Film review: Wild Print
Written by Ivan Radford   
Wednesday, 14 January 2015 13:37

Director: Jean-Marc Vallée
Cast: Reese Witherspoon
Certificate:

"Homeward bound, I wish I was… Home, where my thought's escaping. Home, where my music's playing…"


There's something about true stories of human endurance that we, as an audience, find rewarding. While those have often been tales of claustrophobic survival in extreme conditions - All Is Lost, 127 Hours - there have also been movies about personal journeys and self-imposed isolation: Into the Wild, Tracks and The Way. What's impressive about Wild is that it genuinely moves - and does so in its own way.


The film follows Cheryl Strayed, who decides to hike all the way up America's 1,100-mile Pacific Crest Trail - effectively from Mexico to Canada - on her own. Her reason? To get away from it all.


It all, we discover through a series of flashbacks, consists of everything from unwanted pregnancies and deceased relatives to failed marriages. While this litany of mistakes could be cheesy or trite, though, Nick Hornby's script - based on Cheryl's own memoirs - ensures that Wild's tale become one not of self-penitence but self-appreciation. The decision to approach her sins of the past as part of what makes her who she is in the present frames her journey as something positive and uplifting.


Reese Witherspoon delivers a career-best performance as Cheryl. She manages the physical ordeal with convincing stamina, from losing toenails right down to her ungraceful, backpack-laden walk. But it's the honesty that she brings that strikes you, managing to act half her age for flashbacks featuring sexual encounters and tragic loss - supported excellently by Strayed's own daughter as a even younger Cheryl.


Director Jean-Marc Vallée stitches together the gentle revelations and geographical progression seamlessly, balancing between stubborn independence and habitual reliance upon convenience stores. The widescreen lensing captures the shifting snowy, sandy and woodland landscapes, but the movie is powered by a fantastic use of sound and music; each time a song is hummed by the people Cheryl meets mid-walk, it triggers memories of other times when it was playing. That understanding of how a tune can get stuck in your head, not only as a temporary ear-worm but also as an accompaniment to one's life story, stops the narrative from becoming fragmented, reinforcing the catharsis of each step Cheryl takes. Homeward bound, she wishes she was. Home, where her music's playing.
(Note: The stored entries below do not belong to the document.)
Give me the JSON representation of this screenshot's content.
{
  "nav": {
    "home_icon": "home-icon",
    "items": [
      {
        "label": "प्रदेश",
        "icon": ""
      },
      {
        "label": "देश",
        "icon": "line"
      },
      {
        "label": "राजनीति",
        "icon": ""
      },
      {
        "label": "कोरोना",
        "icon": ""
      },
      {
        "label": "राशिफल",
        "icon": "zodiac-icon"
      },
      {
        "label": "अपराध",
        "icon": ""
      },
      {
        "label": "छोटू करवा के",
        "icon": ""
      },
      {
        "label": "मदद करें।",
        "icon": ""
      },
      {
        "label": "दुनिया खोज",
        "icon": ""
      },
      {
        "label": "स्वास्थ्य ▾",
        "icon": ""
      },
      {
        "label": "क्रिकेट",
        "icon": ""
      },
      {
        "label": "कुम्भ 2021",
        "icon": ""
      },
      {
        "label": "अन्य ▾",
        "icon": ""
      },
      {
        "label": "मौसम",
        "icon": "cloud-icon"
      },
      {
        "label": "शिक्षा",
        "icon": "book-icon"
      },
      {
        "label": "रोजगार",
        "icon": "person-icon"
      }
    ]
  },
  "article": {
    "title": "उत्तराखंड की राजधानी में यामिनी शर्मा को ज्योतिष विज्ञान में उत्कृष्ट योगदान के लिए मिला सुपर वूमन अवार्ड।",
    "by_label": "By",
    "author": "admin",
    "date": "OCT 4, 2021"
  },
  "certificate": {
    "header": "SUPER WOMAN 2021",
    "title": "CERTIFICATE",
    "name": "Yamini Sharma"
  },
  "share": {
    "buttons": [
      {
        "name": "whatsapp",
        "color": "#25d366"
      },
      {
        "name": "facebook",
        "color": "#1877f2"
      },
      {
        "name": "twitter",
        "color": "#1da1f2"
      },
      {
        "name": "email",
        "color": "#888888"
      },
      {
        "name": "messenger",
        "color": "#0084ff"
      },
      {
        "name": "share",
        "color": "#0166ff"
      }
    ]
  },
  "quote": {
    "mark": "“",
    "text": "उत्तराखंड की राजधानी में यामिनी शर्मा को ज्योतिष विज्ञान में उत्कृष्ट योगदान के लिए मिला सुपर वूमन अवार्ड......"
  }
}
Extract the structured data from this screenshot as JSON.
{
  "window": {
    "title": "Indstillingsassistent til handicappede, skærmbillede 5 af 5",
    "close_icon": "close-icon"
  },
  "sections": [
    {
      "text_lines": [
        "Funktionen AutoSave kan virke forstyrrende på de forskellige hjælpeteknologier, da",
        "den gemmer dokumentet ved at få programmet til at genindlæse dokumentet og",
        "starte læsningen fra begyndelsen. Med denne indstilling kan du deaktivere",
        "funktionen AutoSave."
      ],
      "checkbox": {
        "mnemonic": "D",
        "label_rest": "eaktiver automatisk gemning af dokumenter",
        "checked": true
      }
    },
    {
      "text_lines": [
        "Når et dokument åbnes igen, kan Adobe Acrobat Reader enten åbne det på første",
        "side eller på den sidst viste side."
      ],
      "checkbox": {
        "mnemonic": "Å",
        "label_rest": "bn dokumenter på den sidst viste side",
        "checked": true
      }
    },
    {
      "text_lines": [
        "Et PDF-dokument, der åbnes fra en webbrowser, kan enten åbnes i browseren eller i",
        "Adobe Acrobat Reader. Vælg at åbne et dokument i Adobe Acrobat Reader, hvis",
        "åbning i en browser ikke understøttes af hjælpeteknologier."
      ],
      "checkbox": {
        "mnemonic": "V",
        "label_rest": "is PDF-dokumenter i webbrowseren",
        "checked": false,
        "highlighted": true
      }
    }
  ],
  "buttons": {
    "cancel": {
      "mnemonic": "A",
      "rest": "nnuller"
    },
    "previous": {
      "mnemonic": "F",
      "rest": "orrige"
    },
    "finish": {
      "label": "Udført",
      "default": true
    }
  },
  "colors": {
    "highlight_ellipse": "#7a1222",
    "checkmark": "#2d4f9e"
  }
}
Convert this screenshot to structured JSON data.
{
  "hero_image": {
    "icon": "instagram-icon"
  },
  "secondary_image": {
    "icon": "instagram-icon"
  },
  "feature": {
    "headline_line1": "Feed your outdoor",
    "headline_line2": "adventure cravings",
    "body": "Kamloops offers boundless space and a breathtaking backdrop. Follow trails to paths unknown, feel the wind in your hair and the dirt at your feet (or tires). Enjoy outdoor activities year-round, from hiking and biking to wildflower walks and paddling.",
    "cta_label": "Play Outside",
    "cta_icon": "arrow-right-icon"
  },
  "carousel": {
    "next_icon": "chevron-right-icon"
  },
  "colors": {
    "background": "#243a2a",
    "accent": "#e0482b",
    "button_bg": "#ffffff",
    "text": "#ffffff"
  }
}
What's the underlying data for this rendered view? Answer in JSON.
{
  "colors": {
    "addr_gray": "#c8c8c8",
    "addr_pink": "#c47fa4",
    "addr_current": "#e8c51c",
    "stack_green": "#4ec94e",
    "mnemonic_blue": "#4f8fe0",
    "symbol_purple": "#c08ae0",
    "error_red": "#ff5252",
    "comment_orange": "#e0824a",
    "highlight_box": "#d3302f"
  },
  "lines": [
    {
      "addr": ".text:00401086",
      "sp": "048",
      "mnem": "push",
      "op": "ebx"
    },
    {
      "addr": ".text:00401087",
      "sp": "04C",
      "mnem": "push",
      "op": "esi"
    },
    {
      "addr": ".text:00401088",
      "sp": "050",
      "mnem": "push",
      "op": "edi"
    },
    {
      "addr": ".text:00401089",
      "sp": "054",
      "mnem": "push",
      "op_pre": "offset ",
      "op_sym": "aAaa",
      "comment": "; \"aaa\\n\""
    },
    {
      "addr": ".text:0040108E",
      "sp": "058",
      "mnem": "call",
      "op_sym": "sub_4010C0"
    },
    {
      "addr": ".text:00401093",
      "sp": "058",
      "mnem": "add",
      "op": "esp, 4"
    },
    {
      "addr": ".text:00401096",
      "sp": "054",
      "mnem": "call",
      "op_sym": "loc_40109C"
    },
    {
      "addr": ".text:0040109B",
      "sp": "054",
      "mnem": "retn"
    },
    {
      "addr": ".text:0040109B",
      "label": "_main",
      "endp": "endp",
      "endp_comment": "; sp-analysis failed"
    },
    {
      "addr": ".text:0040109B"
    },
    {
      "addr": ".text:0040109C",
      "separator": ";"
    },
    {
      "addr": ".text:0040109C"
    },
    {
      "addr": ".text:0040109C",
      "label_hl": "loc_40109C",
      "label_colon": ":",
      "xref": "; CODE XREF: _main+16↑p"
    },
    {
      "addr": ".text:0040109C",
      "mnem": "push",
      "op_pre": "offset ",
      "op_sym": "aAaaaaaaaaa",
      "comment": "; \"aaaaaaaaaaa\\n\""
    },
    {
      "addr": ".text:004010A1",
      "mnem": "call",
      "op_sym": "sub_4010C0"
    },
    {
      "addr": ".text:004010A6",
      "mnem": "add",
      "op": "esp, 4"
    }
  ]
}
The result is a moving drama that shirks corny regret for an oddly positive exploration of isolation. In a sea of mostly male stories about human endurance - and a time when actual female characters are rare in Hollywood - Wild feels empowering; a film about a woman who finishes her story without a job, money or a bloke and still finds a happy ending, in her own way. Every small success along the road is a triumph. "Now I can eat hot mush instead of cold mush!" she yells, after getting her gas stove working, to no one but herself.